Tindakan yang dapat dilakukan yaitu mengajukan Permohonan Pengampuan Perwalian ke Pengadilan Negeri di tempat ibu mertua tersebut berdiam sebagaimana yang diatur dalam Pasal 436 Kitab Undang-Undang Hukum Perdata (KUHPerdata) yang menyebutkan bahwa “segala Permintaan akan Pengampuan, harus dimajukan kepada Pengadilan Negeri yang mana daerah hukumnya orang yang dimintakan Pengampuannya berdiam”. Alasan Permohonan Pengampuan Perwalian tersebut diatur dalam Bab XVII Pasal 433 KUHPerdata yang menyebutkan bahwa “setiap orang dewasa yang selalu dalam keadaan dungu, sakit otak atau mata gelap harus ditaruh dibawah Pengampuan, pun jika ia kadang-kadang cakap mempergunakan Pikirannya. Seorang dewasa boleh juga ditempatkan di bawah pengampuan karena keborosan”. Hal tersebut juga telah dikuatkan dengan adanya Penetapan Pengadilan Negeri Depok Nomor: 77/Pdt.P/2019/PN. Dpk yang pada pertimbangan hukumnya menyatakan bahwa:

Seseorang yang mengalami stroke, sehingga sudah mengalami hilang ingatan, tidak bisa berkomunikasi secara normal dan tidak dapat menjalankan kehidupannya secara normal lagi, maka perlu ditunjuk seorang pengampu yang akan menyelenggarakan kepentingan hukumnya. Pada penjelasan Pasal 433 Kitab Undang-Undang Hukum Perdata, seseorang dewasa (meerderajrig) karena keadaan-keadaan mental dan fisiknya dianggap tidak atau kurang sempurna, serta tidak mampu mengurus dirinya sendiri, sehingga dapat dikatakan seseorang dewasa tersebut berkedudukan sama dengan status hukum anak yang belum dewasa (minderjarig).”

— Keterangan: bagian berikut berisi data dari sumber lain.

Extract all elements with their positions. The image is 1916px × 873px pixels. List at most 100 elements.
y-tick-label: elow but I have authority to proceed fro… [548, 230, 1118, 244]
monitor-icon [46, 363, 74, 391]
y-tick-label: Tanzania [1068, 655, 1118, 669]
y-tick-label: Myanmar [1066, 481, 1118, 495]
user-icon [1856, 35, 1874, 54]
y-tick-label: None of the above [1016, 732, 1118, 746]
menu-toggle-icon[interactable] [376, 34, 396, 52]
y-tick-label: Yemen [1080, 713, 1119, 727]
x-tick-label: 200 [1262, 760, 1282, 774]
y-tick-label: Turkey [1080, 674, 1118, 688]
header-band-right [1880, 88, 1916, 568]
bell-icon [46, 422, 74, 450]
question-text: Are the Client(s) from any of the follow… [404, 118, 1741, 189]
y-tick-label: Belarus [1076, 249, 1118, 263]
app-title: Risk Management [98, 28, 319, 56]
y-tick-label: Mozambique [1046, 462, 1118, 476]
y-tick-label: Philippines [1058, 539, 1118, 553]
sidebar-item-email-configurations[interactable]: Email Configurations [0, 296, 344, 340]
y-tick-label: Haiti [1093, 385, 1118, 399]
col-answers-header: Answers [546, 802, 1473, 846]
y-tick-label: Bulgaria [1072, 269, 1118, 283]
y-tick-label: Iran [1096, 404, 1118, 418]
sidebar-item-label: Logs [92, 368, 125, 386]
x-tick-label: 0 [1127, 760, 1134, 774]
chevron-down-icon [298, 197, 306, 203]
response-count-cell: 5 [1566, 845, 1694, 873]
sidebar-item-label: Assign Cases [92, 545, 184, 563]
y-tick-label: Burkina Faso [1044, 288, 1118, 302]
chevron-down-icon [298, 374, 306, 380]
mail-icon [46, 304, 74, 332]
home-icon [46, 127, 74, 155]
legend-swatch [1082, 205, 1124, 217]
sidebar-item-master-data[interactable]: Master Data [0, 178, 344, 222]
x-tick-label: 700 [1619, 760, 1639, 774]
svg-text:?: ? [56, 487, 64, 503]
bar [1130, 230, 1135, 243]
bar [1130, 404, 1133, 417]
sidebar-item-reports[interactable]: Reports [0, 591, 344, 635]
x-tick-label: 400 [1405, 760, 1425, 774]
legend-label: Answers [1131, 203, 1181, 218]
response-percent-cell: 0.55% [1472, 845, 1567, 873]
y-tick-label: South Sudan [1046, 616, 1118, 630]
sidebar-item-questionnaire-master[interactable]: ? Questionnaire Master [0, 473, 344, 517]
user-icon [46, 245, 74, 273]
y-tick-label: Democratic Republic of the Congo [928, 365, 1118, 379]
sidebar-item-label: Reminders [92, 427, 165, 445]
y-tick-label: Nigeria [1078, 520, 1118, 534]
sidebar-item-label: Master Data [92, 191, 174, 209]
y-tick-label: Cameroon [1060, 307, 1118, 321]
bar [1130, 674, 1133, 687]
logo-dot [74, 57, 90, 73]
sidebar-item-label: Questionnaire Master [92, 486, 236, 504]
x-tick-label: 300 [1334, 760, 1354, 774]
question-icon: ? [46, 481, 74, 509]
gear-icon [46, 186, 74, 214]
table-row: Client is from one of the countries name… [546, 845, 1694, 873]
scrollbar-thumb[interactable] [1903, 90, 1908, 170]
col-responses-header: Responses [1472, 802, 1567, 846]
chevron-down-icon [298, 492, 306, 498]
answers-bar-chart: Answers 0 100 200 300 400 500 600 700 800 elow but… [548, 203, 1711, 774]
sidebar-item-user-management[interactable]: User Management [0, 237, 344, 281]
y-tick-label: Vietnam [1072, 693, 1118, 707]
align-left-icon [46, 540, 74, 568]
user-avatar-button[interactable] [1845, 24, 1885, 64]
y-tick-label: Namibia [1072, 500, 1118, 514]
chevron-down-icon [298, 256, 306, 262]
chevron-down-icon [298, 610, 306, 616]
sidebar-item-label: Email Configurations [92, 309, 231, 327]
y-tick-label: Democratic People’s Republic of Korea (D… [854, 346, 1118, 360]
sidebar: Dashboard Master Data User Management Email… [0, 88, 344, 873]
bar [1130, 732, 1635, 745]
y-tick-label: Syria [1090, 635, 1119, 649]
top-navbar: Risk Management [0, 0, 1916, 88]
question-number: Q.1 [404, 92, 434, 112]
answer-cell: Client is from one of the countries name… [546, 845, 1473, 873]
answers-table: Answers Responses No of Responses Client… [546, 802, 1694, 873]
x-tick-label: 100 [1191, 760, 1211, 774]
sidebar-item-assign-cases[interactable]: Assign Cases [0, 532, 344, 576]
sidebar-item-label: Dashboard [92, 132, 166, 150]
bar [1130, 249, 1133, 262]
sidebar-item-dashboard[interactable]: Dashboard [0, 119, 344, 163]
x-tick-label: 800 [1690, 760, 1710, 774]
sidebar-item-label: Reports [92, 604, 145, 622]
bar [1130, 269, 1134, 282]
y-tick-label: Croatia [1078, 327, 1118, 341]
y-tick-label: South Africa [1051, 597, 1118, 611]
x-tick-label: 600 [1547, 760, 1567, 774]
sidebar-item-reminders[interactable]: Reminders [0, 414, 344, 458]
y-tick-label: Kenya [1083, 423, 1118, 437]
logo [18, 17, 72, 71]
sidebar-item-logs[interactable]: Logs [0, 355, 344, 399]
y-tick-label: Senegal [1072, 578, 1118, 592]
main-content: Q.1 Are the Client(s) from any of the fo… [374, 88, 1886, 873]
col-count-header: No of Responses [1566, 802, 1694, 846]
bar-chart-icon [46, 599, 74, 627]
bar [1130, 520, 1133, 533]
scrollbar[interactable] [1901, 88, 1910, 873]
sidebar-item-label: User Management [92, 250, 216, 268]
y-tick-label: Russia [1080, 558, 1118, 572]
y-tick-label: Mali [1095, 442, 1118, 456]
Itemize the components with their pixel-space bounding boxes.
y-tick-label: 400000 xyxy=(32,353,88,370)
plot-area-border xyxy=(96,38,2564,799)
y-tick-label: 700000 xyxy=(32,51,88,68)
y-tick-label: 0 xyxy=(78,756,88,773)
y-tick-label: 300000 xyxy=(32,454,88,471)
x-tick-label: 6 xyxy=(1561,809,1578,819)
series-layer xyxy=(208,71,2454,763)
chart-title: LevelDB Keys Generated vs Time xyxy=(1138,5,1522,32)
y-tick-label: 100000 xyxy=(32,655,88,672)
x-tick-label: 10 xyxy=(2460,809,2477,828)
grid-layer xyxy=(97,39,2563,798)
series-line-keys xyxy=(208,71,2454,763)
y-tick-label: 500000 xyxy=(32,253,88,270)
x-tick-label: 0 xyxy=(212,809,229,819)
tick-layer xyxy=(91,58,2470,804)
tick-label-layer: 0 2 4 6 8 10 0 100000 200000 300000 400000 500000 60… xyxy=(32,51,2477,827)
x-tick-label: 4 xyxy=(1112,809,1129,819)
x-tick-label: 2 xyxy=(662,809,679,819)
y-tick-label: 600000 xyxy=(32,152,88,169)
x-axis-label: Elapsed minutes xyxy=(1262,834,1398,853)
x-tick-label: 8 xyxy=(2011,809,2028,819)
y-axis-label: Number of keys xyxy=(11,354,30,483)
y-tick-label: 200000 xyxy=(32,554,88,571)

Berdasarkan paparan tersebut di atas, dapat dikatakan bahwa tindakan yang dapat dilakukan oleh anak menantu perempuan dari ibu mertuanya tersebut yaitu mengajukan Permohonan Pengampuan Perwalian ke Pengadilan Negeri sesuai dengan Pasal 436 KUHPerdata, Pasal 433 KUHPerdata, dan Penetapan Pengadilan Negeri Depok Nomor: 77/Pdt.P/2019/PN. Dpk.